戦犯だった父の長年の消息不明、家計を助ける役目を担う
長島氏は1926年、東京都の生まれ。5人兄姉弟の次男で、小学生のころはもっぱら外で遊ぶ、やんちゃな少年だった。
「子どものころは“兵隊ごっこ” が好きでした。敵方の友達を捕虜にし、自宅の太い木に縛り付けたまま忘れてしまったことがあって、そのときはいたく親にしかられましたね」
勉強は全般的に好きだったが、中でも得意科目だったのが国語。
「小学校の先生が国語に大変力を入れた方で、『一日一文』といって毎日、生徒に作文を提出させていました。おかげで国語力や作文力を、ずいぶん鍛えられたと思います。
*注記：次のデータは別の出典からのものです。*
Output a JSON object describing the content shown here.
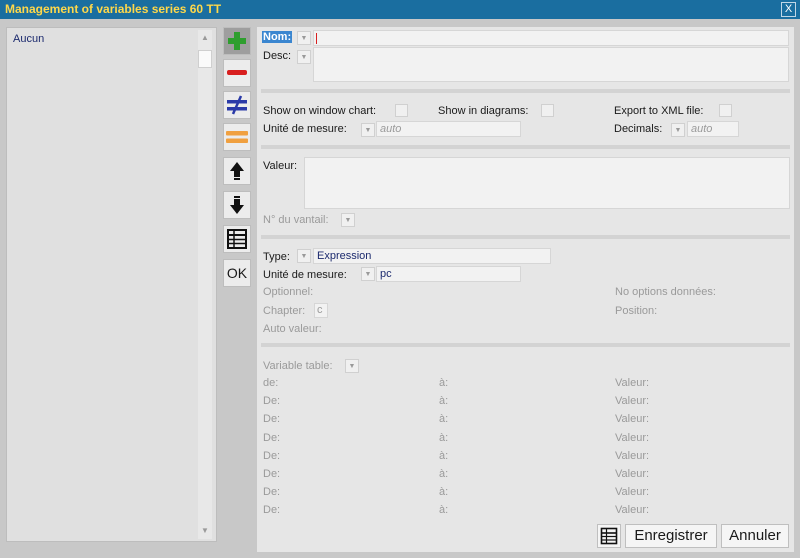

今でも、その先生には感謝しています」
やがて、旧制七年制東京高等学校尋常科(中等部)から陸軍予科士官学校を経て、陸軍航空士官学校へ入校、操縦士官候補生として満州(現在の中国東北部)で飛行訓練中に終戦をむかえた。
「1945年8月9日の暁、満州へのソ連の侵攻が始まり、それを避けて初級練習機を南に運ぶように命じられ、12日に牡丹江(ムーダンジャン)を離陸。航続距離が短いためガソリンを求めていくつもの飛行場を転々とし、ようやく通化飛行場(吉林省)に着いた17日、そこで敗戦を知りました。戦闘には直接参加する機会はなく、8月中に帰国しました」
帰国の翌年、東京大学法学部政治学科に入学。最終学年の3年生で、高等試験司法科試験を受ける。
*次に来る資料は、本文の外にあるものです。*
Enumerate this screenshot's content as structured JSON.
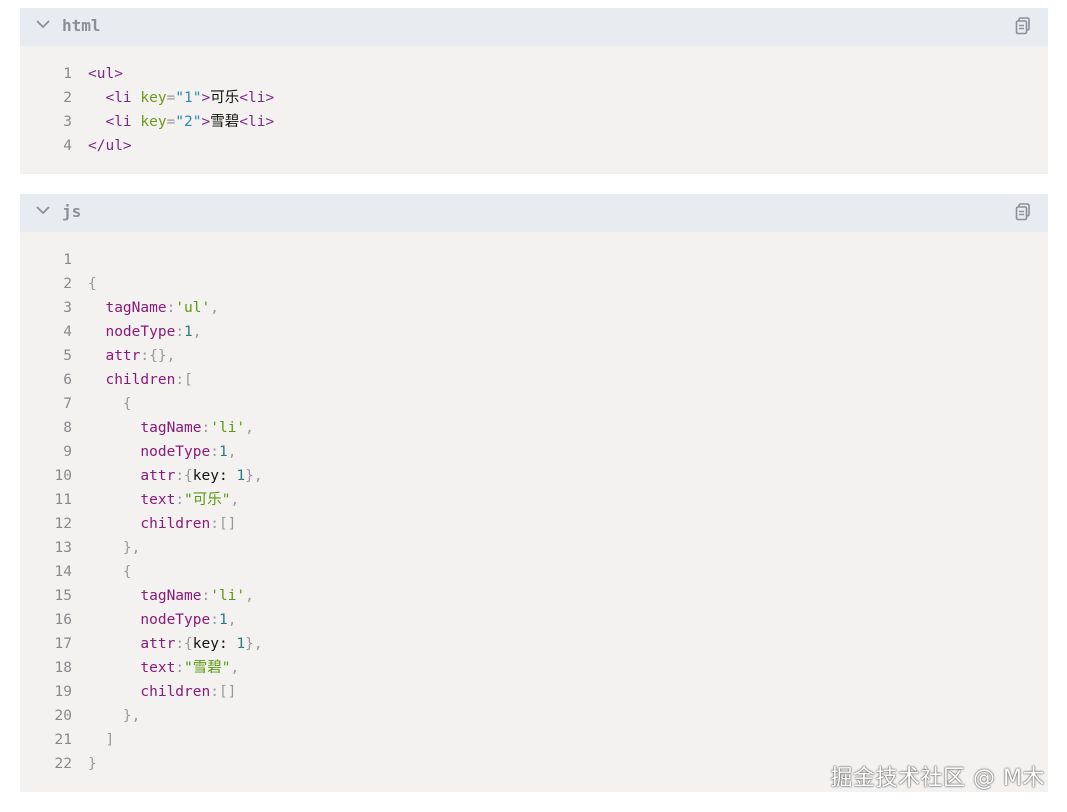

「旧司法試験には在学中に合格しましたが、実は行政官を目指していて、通産省(当時。現経済産業省)から採用通知を受けました。ところがその後で、当時の通産省の初任給がずいぶん低いことに気付きました。それでそのころ、初任給が大変高かった三菱化成工業(現三菱化学)に入社したのです」
長島氏が給料にこだわったのには、事情がある。
「敗戦から約10年も消息不明だった父は、その後にわかったことですが、1942年以降、陸軍少将で兵団長として中国山東省で共産軍・国民政府軍と戦っておりましたところ、終戦直前の8月、ソ連の侵攻が懸念されたため、急きょ、兵団を引き連れて現在の北朝鮮の咸興(ハムフン)へ移動を命ぜられました。父は副官一人を連れて飛行機で先発し、咸興に到着した直後に日本が降伏。直ちに進駐してきたソ連軍により戦犯容疑でハバロフスクに連行され、4年後、中国共産政府による建国に伴い満州の撫順(フーシュン) の収容所に移され、わずか一日の裁判で天文学的年数の禁錮刑に処せられました。その後、1959年の暮れに突然釈放され帰国したのですが、既に不治の胃ガンを患っておりました。すぐに入院して開腹したものの手の施しようがなく、6カ月後に死亡しました。軍人の恩給は敗戦後完全に停止されていましたし、東京の家は空襲で焼け、家財もほとんど失い、母と弟たちは田舎の母の実家に身を寄せていたのです。そんなわけで私は、大学を卒業して就職したら、すぐに家計を助けなければならない立場にあったのです」
弁護士業務の組織化と専門化の必要性に気付く
三菱化成工業では文書課(いわゆる法務課)に配属された長島氏。よく、顧問弁護士の元へ相談に通わされた。そのころの法律事務所はほとんど弁護士一人とイソ弁が一人いるかいないか。それが日本の典型的な法律事務所の姿だった。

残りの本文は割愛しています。